SCCC board chair, president: No hasty moves when it comes to Scanlan’s fate

NEWTON. The Sussex County Community College Board of Trustees may take action later this month against its Vice Chair, and county GOP Chairman, Jerry Scanlan, for disparaging tweets posted to the county party’s official account about four Democratic congresswomen.

Aug 06 2019 | 03:30 PM

Sussex County Community College Board of Trustees Chair William P. Curcio and college President Jon Connolly said Monday there would be no hasty moves when it comes to determining the fate of board Vice Chair Jerry Scanlan.

“The executive committee has reviewed various courses of action with our board attorney and it’s not totally clear just what legal pathways we have available to the board,” Curcio said. “We’re hoping to have that done very quickly so that we can present it to the board.”

Scanlan came under fire by members of the public during the last board meeting on July 23 for a series of disparaging tweets referencing Alexandria Ocasio-Cortez, Ayanna Pressley, Rashida Tlaib and Ilhan Omar. The four freshman Democratic congresswomen of color have recently been subject to criticism by President Donald Trump.

In addition to his role as vice chair of the board, Scanlan is also the chairman of the Sussex County Republican Committee and the tweets were shared via the county party’s official Twitter account.

As of Tuesday morning, the Twitter handle @SussexCountyGOP had nearly 22,000 followers and sent just over 17,000 tweets. The account has been set to private, so that only followers can see the tweets.

Curcio said the board would call a special meeting on Aug. 20 to address the situation further.

“We haven’t sat on our hands, we haven’t sat back,” he said. “We are pursuing this in the best possible legal and intelligent manner that we can.”

The board does not usually meet in August, and Curcio said the far out meeting date was necessary to ensure the majority of board members could make it.

“The approach in possible board action is going to be really dictated and presented to us by our board attorney through his research,” he said. “It’s not as clear as we would like it to be.
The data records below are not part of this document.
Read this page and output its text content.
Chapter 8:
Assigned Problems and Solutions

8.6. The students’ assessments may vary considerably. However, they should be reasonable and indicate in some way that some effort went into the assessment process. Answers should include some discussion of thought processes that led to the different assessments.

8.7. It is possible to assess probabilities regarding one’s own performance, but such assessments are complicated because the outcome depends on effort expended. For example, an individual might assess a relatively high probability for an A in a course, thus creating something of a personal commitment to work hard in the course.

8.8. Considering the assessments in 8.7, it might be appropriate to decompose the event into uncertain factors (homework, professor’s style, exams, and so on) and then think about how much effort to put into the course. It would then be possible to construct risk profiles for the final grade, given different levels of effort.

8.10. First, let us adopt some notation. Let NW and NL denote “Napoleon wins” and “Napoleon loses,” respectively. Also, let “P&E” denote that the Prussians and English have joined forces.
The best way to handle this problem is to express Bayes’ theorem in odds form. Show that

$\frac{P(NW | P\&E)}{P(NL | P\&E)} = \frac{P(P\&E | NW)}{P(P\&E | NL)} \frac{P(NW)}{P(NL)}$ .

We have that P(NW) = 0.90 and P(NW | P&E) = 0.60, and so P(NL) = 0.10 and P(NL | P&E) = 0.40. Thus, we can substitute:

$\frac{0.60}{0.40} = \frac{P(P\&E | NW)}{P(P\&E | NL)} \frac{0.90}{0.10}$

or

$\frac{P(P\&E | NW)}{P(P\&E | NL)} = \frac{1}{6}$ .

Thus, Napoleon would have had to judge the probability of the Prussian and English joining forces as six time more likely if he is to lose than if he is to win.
There are overlapping situations and regulations and legislation that tend to conflict.”

The board also has its own set of bylaws that it has to take a look at, Curcio said.

When asked if a student who posted similar content to social media would undergo the same process, Curcio said the answer is clear.
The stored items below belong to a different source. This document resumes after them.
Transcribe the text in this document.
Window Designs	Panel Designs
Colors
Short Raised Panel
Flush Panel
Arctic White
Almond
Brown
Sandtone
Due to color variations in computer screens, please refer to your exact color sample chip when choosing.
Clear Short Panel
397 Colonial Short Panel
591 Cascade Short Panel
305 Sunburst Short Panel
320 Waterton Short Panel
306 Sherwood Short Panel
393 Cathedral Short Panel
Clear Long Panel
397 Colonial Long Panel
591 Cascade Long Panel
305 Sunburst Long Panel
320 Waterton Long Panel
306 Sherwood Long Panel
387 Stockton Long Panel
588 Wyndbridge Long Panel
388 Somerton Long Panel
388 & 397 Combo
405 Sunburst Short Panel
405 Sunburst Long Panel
“The college has a code of conduct for students who attend the college,” he said. “It would follow the code of conduct policy and in that policy there is a whole procedure that you go through.”
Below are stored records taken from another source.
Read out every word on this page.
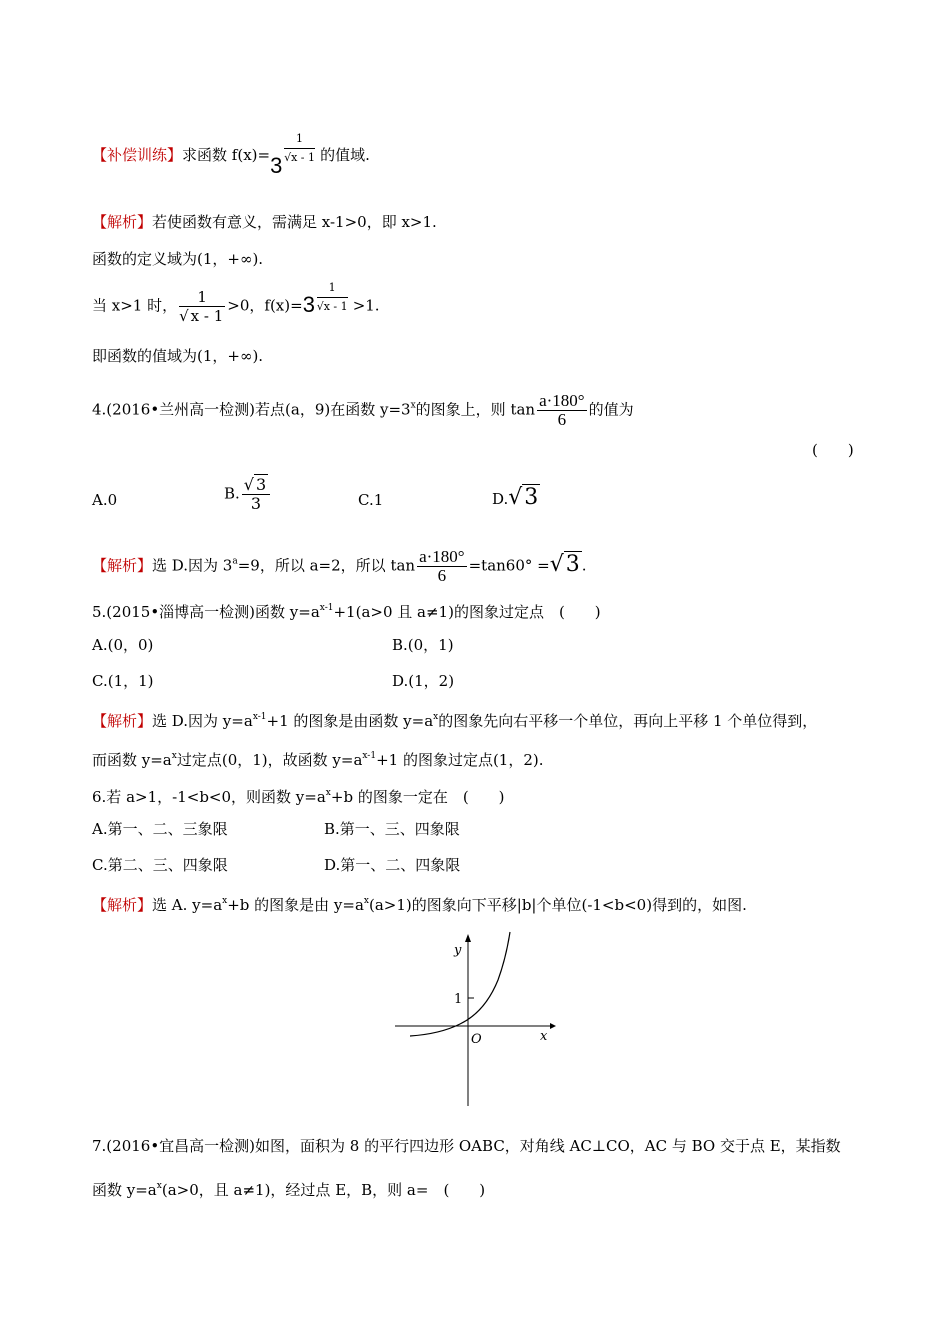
【补偿训练】求函数 $f(x)= 3 \frac{1}{√x - 1}$ 的值域.
【解析】若使函数有意义，需满足 x-1>0，即 x>1.
函数的定义域为(1，+∞).
当 x>1 时， $\frac{1}{√ x - 1} >0$，$f(x)= 3 \frac{1}{√x - 1} >1$.
即函数的值域为(1，+∞).
4.(2016•兰州高一检测)若点(a，9)在函数 $y=3^x$的图象上，则 $\tan \frac{a\cdot 180^\circ}{6}$ 的值为
(　　)
A.0	B. $\frac{√ 3}{3}$	C.1	D.√3
【解析】选 D.因为 $3^a=9$，所以 a=2，所以 $\tan \frac{a\cdot 180^\circ}{6} =\tan 60^\circ =√3$ .
5.(2015•淄博高一检测)函数 $y=a^{x-1}+1(a>0$ 且 a≠1)的图象过定点　(　　)
A.(0，0)	B.(0，1)
C.(1，1)	D.(1，2)
【解析】选 D.因为 $y=a^{x-1}+1$ 的图象是由函数 $y=a^x$的图象先向右平移一个单位，再向上平移 1 个单位得到，
而函数 $y=a^x$过定点(0，1)，故函数 $y=a^{x-1}+1$ 的图象过定点(1，2).
6.若 a>1，-1<b<0，则函数 $y=a^x+b$ 的图象一定在　(　　)
A.第一、二、三象限	B.第一、三、四象限
C.第二、三、四象限	D.第一、二、四象限
【解析】选 A. $y=a^x+b$ 的图象是由 $y=a^x(a>1)$的图象向下平移|b|个单位(-1<b<0)得到的，如图.
y
x
O
1
7.(2016•宜昌高一检测)如图，面积为 8 的平行四边形 OABC，对角线 AC⊥CO，AC 与 BO 交于点 E，某指数
函数 $y=a^x(a>0$，且 a≠1)，经过点 E，B，则 a=　(　　)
Consequences could range from “a slap on the wrist” to “expulsion,” depending on the severity of the offense.

If it were a faculty member who had posted similar content, the answer isn’t as clear, Connolly said.

“It’s primarily dictated by the faculty handbook and the faculty contract,” he said. “Those things are spelled out there. There’s also academic freedom and what constitutes academic freedom.”

Each situation would need to be considered on a case by case basis, depending on the circumstances, Connolly said.

In responding to the backlash, Scanlan said he believes Democratic Gov. Phil Murphy is trying to create a distraction for being called out on the carpet by county lawmakers.

“This is a very lame attempt by the Murphy administration to change the subject in Sussex County,” Scanlan said in a statement posted to the Sussex GOP’s Facebook page. “It comes on the heels of a demand by the Sussex County legislators for the Murphy administration to account for its reasoning behind its illegal Sanctuary State directive.”

Attorney General Directive 2018-6, known as the “Immigrant Trust Directive,” limits the types of voluntary assistance that state, county and local law enforcement agencies may provide to federal civil immigration authorities, including Immigration and Customs Enforcement (ICE), according to the state Attorney General’s Office.

Of the congresswomen, Scanlan said, “I stand by my wholehearted opposition to the policies they promote.”

The New Jersey chapter of the Council on American-Islamic Relations (CAIR-NJ) has called for Scanlan to resign, labeling him “Islamophobic” in a statement on its web site.

Whether or not he is the individual responsible for the tweets, the organization said Scanlan allowed the party’s Twitter feed to be used for racist, anti-Muslim and xenophobic tweets.

“While we can be certain that these tweets are not reflective of the values of the Sussex County Community College, we sincerely hope that this kind of bias-motivated mocking and intimidation is not reflective of the New Jersey Republican Party,” CAIR-NJ Executive Director James Sues said. “If indeed it is not, Jerry Scanlan should be removed from his position as the county’s GOP chairman. New Jersey epitomizes a welcoming spirit of inclusivity that we are all proud of. Nobody wants to be dragged back to the dark ages of racism and bigotry that are characterized by these posts.”

CAIR is America's largest Muslim civil liberties and advocacy organization, according to the organization’s web site.

According to the board, Scanlan is a director within the Nokia Services Solutions Group focusing on managed services business development in North America.

He was appointed to the board on Nov. 30, 2011.